Munição química era realmente necessária. O sargento possuía um tubo de spray de gás pimenta, comprado com dinheiro do próprio bolso; diziam que a venda e o uso desse produto era proibida, mas o sargento não dava a mínima pra isso. O que importava mesmo era sua segurança. E, numa situação como aquela, era imperioso o uso do spray de gás pimenta. Poderia representar a vida ou a morte de uma pessoa que possivelmente estava no interior da casa. Era imprescindível que os militares pensassem e agissem rápido. Não dava para analisar questões legais.

O sargento se aproximou da porta do barraco, chutou-a, tentou entrar, mas o rapaz começou a desferir golpes com o pedaço de madeira, momento em que o graduado não hesitou em aspergir o restante do gás pimenta que possuía em direção do rapaz. Lá vão embora meus B$ 90,00. E para salvar a vida de terceiros, pensou. Só que, por infelicidade, o tubo já estava quase vazio. Não produziu o efeito inquietante / incapacitante desejado. O rapaz subiu em disparada para o pavimento de cima.

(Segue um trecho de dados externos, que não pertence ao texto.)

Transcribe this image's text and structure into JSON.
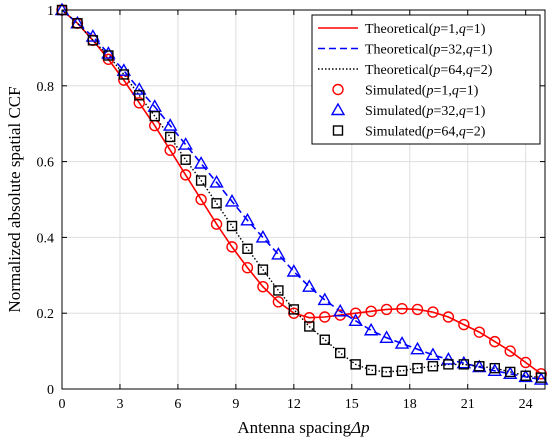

Nesse momento, uma viatura de área da mesma companhia, com a sirene ligada e em alta velocidade, chegou em apoio. Assim que desembarcou, o Soldado Amâncio disse:

- Sargento, nós já acionamos o corpo de bombeiros.

Os militares dessa viatura ouviram as informações passadas pelo sargento na rede de rádio e vieram logo em apoio, passando primeiro no pelotão do corpo de bombeiros para pedir que um caminhão pipa fosse ao local para apagar o incêndio.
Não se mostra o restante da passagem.